Disasters are things that we can't really avoid and must be very well prepared for because we would all hate the possibility of losing everything we worked hard for over the years. I always say to prepare for the worst and hope for the best, and the way to prepare for the worst in terms of natural disasters is to purchase insurance to at least recoup some of the lost assets that may have been lost in a disaster. Most recently we had the tornadoes in Oklahoma, the fertilizer plant explosion in West Texas and now a wild fire in Southern California. One of the better ways to play this theme in terms of stocks is Travelers (TRV), and the insurance it provides against a market downturn is a healthy dividend which has lots of room to grow. Since Travelers through its subsidiaries is engaged in providing a range of commercial and personal property and casualty insurance, its earnings and stock valuation could be hurt by the kinds of disasters I mentioned. However, these types of disasters are few and far between and insurance companies have recurring revenue in the form of your monthly payment and take their sweet time before paying you back what you are due until after they've done their investigations and the like. That's why I believe property and casualty stocks are good to own in a portfolio because of their ability to make money off of your money until they pay it back to you. Travelers has been on par with the rest of the market for 2013 so let's take a fundamental and technical look at it right now to see if it's a buy or not at these levels.

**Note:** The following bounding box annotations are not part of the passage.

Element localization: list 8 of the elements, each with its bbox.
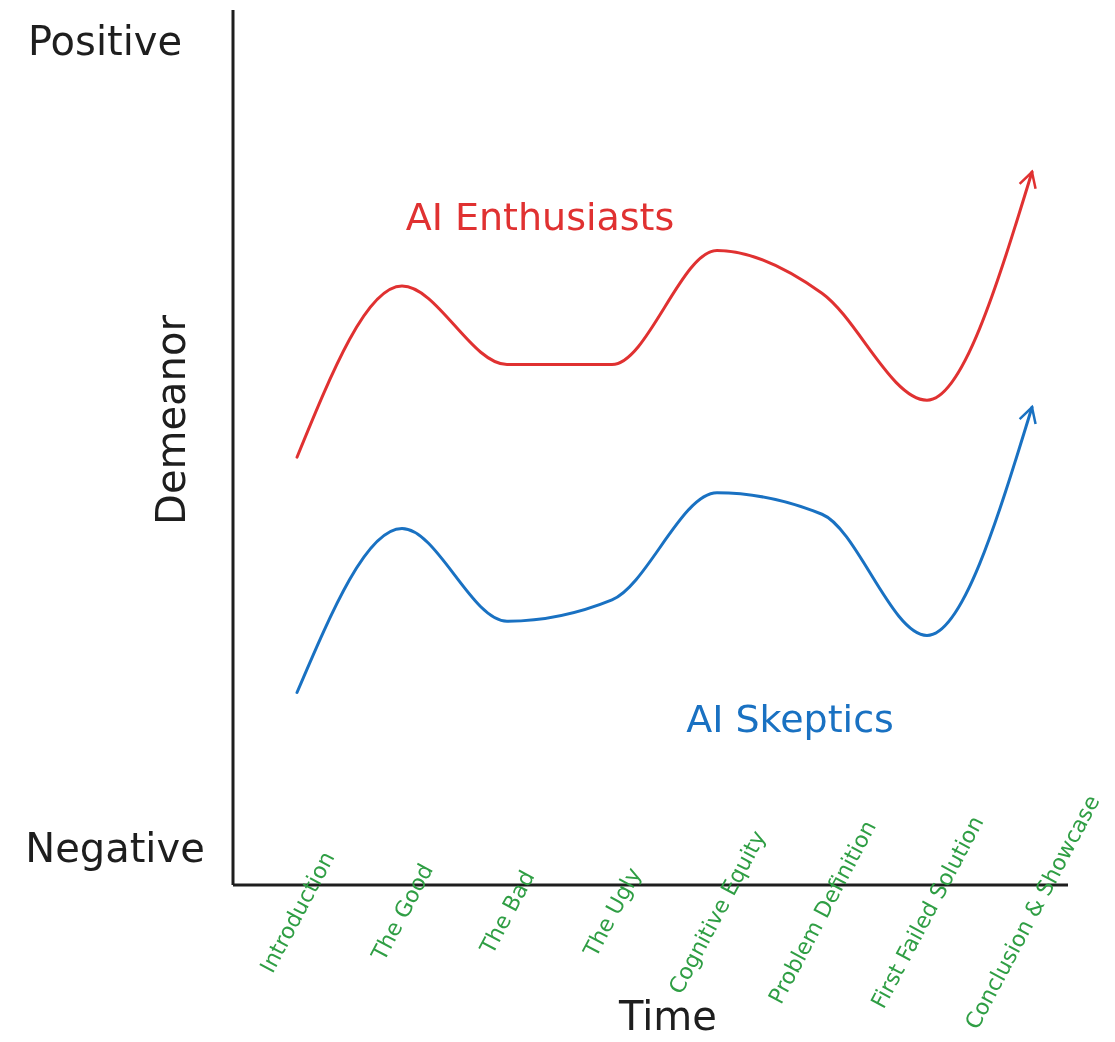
series-label: AI Enthusiasts — [405, 195, 675, 239]
x-tick-label: The Bad — [474, 866, 540, 959]
x-axis-title: Time — [618, 993, 717, 1039]
x-tick-label: The Ugly — [577, 863, 647, 962]
y-axis-title: Demeanor — [148, 314, 194, 525]
text: Positive — [27, 18, 183, 64]
series-label: AI Skeptics — [686, 697, 894, 741]
text: Negative — [25, 825, 205, 871]
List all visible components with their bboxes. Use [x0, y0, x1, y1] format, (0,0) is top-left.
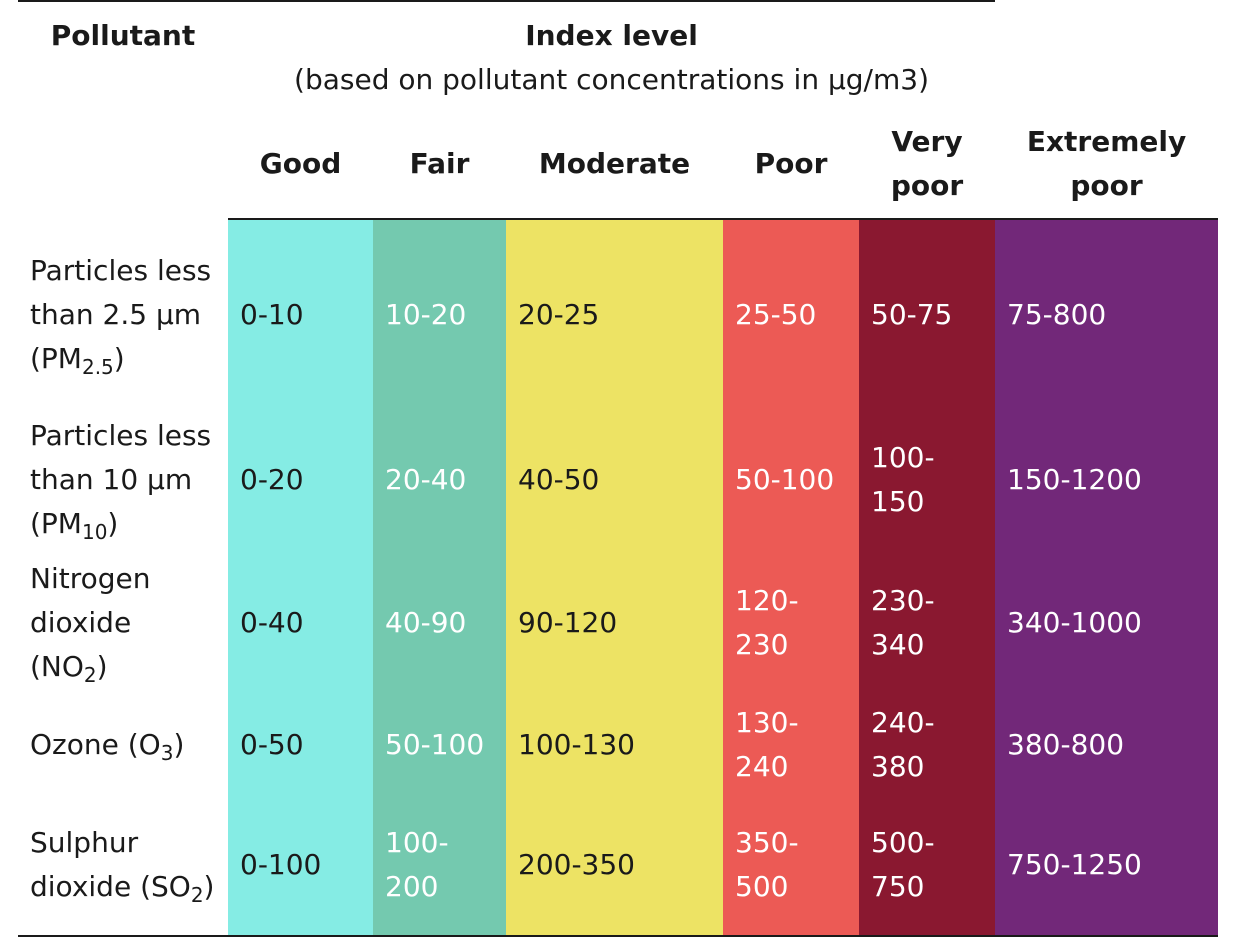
header-row-top: Pollutant Index level (based on pollutan…	[18, 0, 1218, 219]
level-header-very-poor: Very poor	[859, 110, 996, 220]
value-cell-good: 0-10	[228, 219, 373, 410]
pollutant-subscript: 10	[81, 520, 108, 544]
value-cell-good: 0-20	[228, 410, 373, 550]
value-cell-poor: 350-500	[723, 795, 859, 937]
header-blank-cell	[995, 1, 1218, 110]
value-cell-very-poor: 240-380	[859, 695, 996, 795]
pollutant-name-cell: Particles less than 10 µm (PM10)	[18, 410, 228, 550]
value-cell-extremely-poor: 750-1250	[995, 795, 1219, 937]
value-cell-moderate: 20-25	[506, 219, 723, 410]
index-level-header: Index level (based on pollutant concentr…	[228, 0, 996, 110]
pollutant-name-tail: )	[96, 649, 108, 683]
table-row-pm10: Particles less than 10 µm (PM10) 0-20 20…	[18, 410, 1219, 550]
value-cell-poor: 120-230	[723, 550, 859, 695]
value-cell-good: 0-40	[228, 550, 373, 695]
value-cell-very-poor: 50-75	[859, 219, 996, 410]
pollutant-name: Sulphur dioxide (SO	[30, 826, 191, 903]
pollutant-column-header: Pollutant	[18, 0, 228, 219]
level-header-extremely-poor: Extremely poor	[995, 110, 1219, 220]
pollutant-name: Nitrogen dioxide (NO	[30, 561, 151, 683]
level-header-fair: Fair	[373, 110, 506, 220]
value-cell-fair: 50-100	[373, 695, 506, 795]
level-header-good: Good	[228, 110, 373, 220]
value-cell-very-poor: 230-340	[859, 550, 996, 695]
pollutant-name-cell: Particles less than 2.5 µm (PM2.5)	[18, 219, 228, 410]
pollutant-name: Particles less than 2.5 µm (PM	[30, 253, 212, 375]
pollutant-subscript: 2	[83, 662, 97, 687]
pollutant-name-tail: )	[113, 341, 125, 375]
value-cell-poor: 130-240	[723, 695, 859, 795]
value-cell-poor: 25-50	[723, 219, 859, 410]
value-cell-moderate: 100-130	[506, 695, 723, 795]
pollutant-subscript: 3	[160, 741, 174, 765]
pollutant-name-cell: Ozone (O3)	[18, 695, 228, 795]
value-cell-moderate: 40-50	[506, 410, 723, 550]
pollutant-name-tail: )	[173, 728, 185, 761]
value-cell-moderate: 200-350	[506, 795, 723, 937]
pollutant-name: Particles less than 10 µm (PM	[30, 419, 212, 540]
value-cell-extremely-poor: 380-800	[995, 695, 1219, 795]
value-cell-extremely-poor: 75-800	[995, 219, 1219, 410]
value-cell-fair: 20-40	[373, 410, 506, 550]
table-row-no2: Nitrogen dioxide (NO2) 0-40 40-90 90-120…	[18, 550, 1219, 695]
value-cell-good: 0-100	[228, 795, 373, 937]
pollutant-name-tail: )	[203, 870, 215, 903]
air-quality-index-table: Pollutant Index level (based on pollutan…	[18, 0, 1219, 937]
value-cell-good: 0-50	[228, 695, 373, 795]
level-header-poor: Poor	[723, 110, 859, 220]
value-cell-very-poor: 100-150	[859, 410, 996, 550]
table-row-pm25: Particles less than 2.5 µm (PM2.5) 0-10 …	[18, 219, 1219, 410]
pollutant-name-cell: Sulphur dioxide (SO2)	[18, 795, 228, 937]
index-level-subtitle: (based on pollutant concentrations in µg…	[294, 63, 929, 96]
value-cell-extremely-poor: 150-1200	[995, 410, 1219, 550]
table-row-o3: Ozone (O3) 0-50 50-100 100-130 130-240 2…	[18, 695, 1219, 795]
pollutant-subscript: 2	[190, 883, 204, 907]
value-cell-very-poor: 500-750	[859, 795, 996, 937]
value-cell-fair: 40-90	[373, 550, 506, 695]
pollutant-subscript: 2.5	[81, 354, 114, 379]
value-cell-poor: 50-100	[723, 410, 859, 550]
table-row-so2: Sulphur dioxide (SO2) 0-100 100-200 200-…	[18, 795, 1219, 937]
value-cell-extremely-poor: 340-1000	[995, 550, 1219, 695]
header-row-levels: Good Fair Moderate Poor Very poor Extrem…	[18, 110, 1219, 220]
pollutant-name: Ozone (O	[30, 728, 161, 761]
value-cell-fair: 100-200	[373, 795, 506, 937]
level-header-moderate: Moderate	[506, 110, 723, 220]
value-cell-moderate: 90-120	[506, 550, 723, 695]
pollutant-name-tail: )	[107, 507, 119, 540]
value-cell-fair: 10-20	[373, 219, 506, 410]
index-level-title: Index level	[525, 19, 698, 52]
pollutant-name-cell: Nitrogen dioxide (NO2)	[18, 550, 228, 695]
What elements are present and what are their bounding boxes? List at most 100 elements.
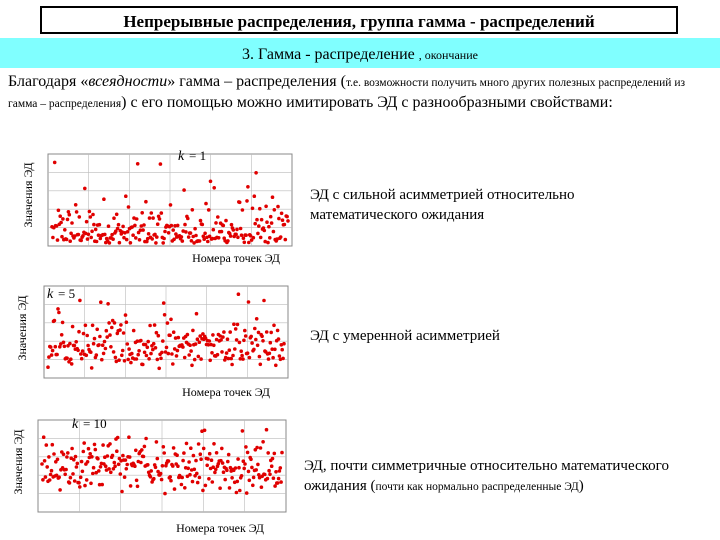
data-point <box>175 453 179 457</box>
data-point <box>218 486 222 490</box>
data-point <box>174 354 179 358</box>
data-point <box>172 347 177 351</box>
scatter-plot-k1: Значения ЭД k = 1 Номера точек ЭД <box>20 150 300 268</box>
data-point <box>265 220 269 224</box>
data-point <box>135 339 140 343</box>
intro-italic: всеядности <box>88 73 168 90</box>
data-point <box>107 321 111 325</box>
data-point <box>69 357 73 361</box>
data-point <box>201 332 205 336</box>
data-point <box>240 429 245 433</box>
data-point <box>183 222 187 227</box>
data-point <box>142 350 147 355</box>
data-point <box>256 462 260 467</box>
data-point <box>60 320 65 325</box>
data-point <box>276 337 281 341</box>
data-point <box>281 356 285 361</box>
data-point <box>61 340 66 345</box>
data-point <box>130 225 134 229</box>
data-point <box>153 465 158 470</box>
data-point <box>186 235 191 239</box>
plot-points <box>40 427 284 496</box>
data-point <box>61 452 66 457</box>
data-point <box>238 488 242 493</box>
data-point <box>239 233 244 237</box>
data-point <box>46 365 50 369</box>
data-point <box>100 357 104 362</box>
k-value: = 10 <box>83 416 107 431</box>
data-point <box>208 358 212 363</box>
data-point <box>251 235 256 240</box>
data-point <box>92 336 97 341</box>
data-point <box>121 331 126 335</box>
data-point <box>84 219 89 224</box>
data-point <box>171 330 176 334</box>
data-point <box>54 473 59 478</box>
data-point <box>72 457 76 462</box>
data-point <box>148 323 152 328</box>
data-point <box>151 216 155 220</box>
data-point <box>245 450 250 455</box>
data-point <box>134 478 139 483</box>
data-point <box>269 221 274 225</box>
data-point <box>68 475 73 480</box>
data-point <box>161 241 165 245</box>
data-point <box>86 446 91 451</box>
data-point <box>97 343 101 347</box>
data-point <box>153 346 158 350</box>
intro-text-2: » гамма – распределения ( <box>167 73 346 90</box>
data-point <box>114 359 119 364</box>
data-point <box>47 455 51 459</box>
data-point <box>44 443 49 447</box>
data-point <box>147 216 152 220</box>
data-point <box>273 347 277 352</box>
data-point <box>280 450 284 455</box>
data-point <box>184 441 189 446</box>
data-point <box>186 216 190 221</box>
data-point <box>282 222 287 227</box>
data-point <box>89 235 93 240</box>
data-point <box>55 352 59 357</box>
scatter-plot-k10: Значения ЭД k = 10 Номера точек ЭД <box>10 410 292 538</box>
data-point <box>105 335 109 339</box>
data-point <box>253 326 257 331</box>
data-point <box>175 348 180 353</box>
data-point <box>127 435 131 439</box>
data-point <box>234 490 239 495</box>
data-point <box>194 311 199 316</box>
data-point <box>216 236 221 240</box>
data-point <box>114 229 118 233</box>
data-point <box>198 334 202 338</box>
data-point <box>68 341 72 346</box>
data-point <box>179 482 184 487</box>
data-point <box>244 491 249 495</box>
data-point <box>237 340 242 345</box>
data-point <box>194 233 198 238</box>
data-point <box>116 222 121 227</box>
data-point <box>123 458 128 462</box>
data-point <box>58 345 62 349</box>
data-point <box>57 475 61 480</box>
data-point <box>216 462 221 466</box>
subtitle-main: 3. Гамма - распределение <box>242 46 415 63</box>
data-point <box>144 199 148 204</box>
data-point <box>96 233 101 237</box>
data-point <box>155 222 160 226</box>
data-point <box>89 366 94 370</box>
data-point <box>126 357 130 362</box>
data-point <box>154 440 159 444</box>
data-point <box>163 229 167 234</box>
data-point <box>211 227 216 232</box>
data-point <box>268 214 273 219</box>
data-point <box>109 345 113 349</box>
data-point <box>239 349 243 353</box>
data-point <box>180 475 184 480</box>
data-point <box>233 327 238 331</box>
data-point <box>255 217 259 222</box>
data-point <box>246 185 250 189</box>
data-point <box>195 471 199 476</box>
data-point <box>192 467 197 472</box>
data-point <box>134 448 138 453</box>
data-point <box>99 300 103 304</box>
data-point <box>195 480 200 485</box>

Travelers currently trades at a trailing twelve month P/E ratio of 12.71 which is pretty inexpensive, but I mainly like to purchase a stock based on where the company is going in the future as opposed to what it has done in the past. On that note, the 1-year forward-looking P/E ratio of 10.75 is currently priced very inexpensively and can grow 40% before I can consider expensive. The PEG ratio (1.27) which measures the ratio of the price you're currently paying for the trailing twelve month earnings on the stock while dividing it by the earnings growth of the company for a specified amount of time (I like looking at a 5-yr horizon) tells me that Travelers is fairly price based on a 5-year EPS growth rate of 10.04%. What all this really tells me is that Travelers is very inexpensive for the near term but is appropriately priced for the long term.
On a financial basis the things I look for are the dividend payouts, return on assets and equity. Travelers boasts a dividend of 2.39% with a payout ratio of 28.06% while sporting return on assets and equity values of 2.46% and 10.09%, respectively. These are all respectable values but not high enough for me personally to consider buying my full position in the stock. If maybe you feel the market will retract a little more and would like a safety play then maybe the 2.39% yield with the low payout ratio of this company is good enough for you to take shelter in for the time being. The dividend was most recently hiked 9% to a payout of $0.50/quarter with an ex-date of June 5, 2013.
The top chart is the relative strength index (RSI) and it currently stands at a value of 43.46 which says to me that it is moderately oversold. A value of 30 typically depicts an oversold value while a value of 70 depicts an overbought value. The next chart I like to look at is the moving average-convergence (MACD) chart on the very bottom which illustrates the moment of a stock. When the black line crosses below the red line like it did in mid-May it usually shows downward pressure on the stock, and if you look at the middle chart while also looking back at the RSI chart you will see that both of them started moving down. But something to notice on the MACD chart is that the divergence (blue graphs) is starting to get smaller, which may mean there might be a flattening out of the stock in this area and a shot up. It will take a couple of days to figure out precisely what is going on. The actual chart in the middle shows the stock is below its 20 and 50-day moving averages which can act as resistance for the time being. If the stock can grab some upward moment I see it going to $86.89. If the stock continues its current downward trajectory I'd look for $81.57 to act as a floor of support.
This good yielding, low payout ratio insurance company has been increasing its dividends for nine years already and should continue increasing them in the future. The fundamentals tell me that it is an excellent and inexpensive stock to keep in the portfolio for the short-term and to re-evaluate after about a year. The technicals tell me that there is some downward pressure on the stock but that it looks like it is flattening out and can have a pop in the near future. I'm currently buying into the stock because I don't think anyone can ever predict a bottom of anything, but I believe it is somewhere in this location for Travelers in the near term.
These are only my personal opinions and you should do your own homework. Only you are responsible for what you trade, and happy investing.
Disclosure: I am long TRV. I wrote this article myself, and it expresses my own opinions. I am not receiving compensation for it (other than from Seeking Alpha). I have no business relationship with any company whose stock is mentioned in this article.
Additional disclosure: TRV is in the dividend portion of my portfolio.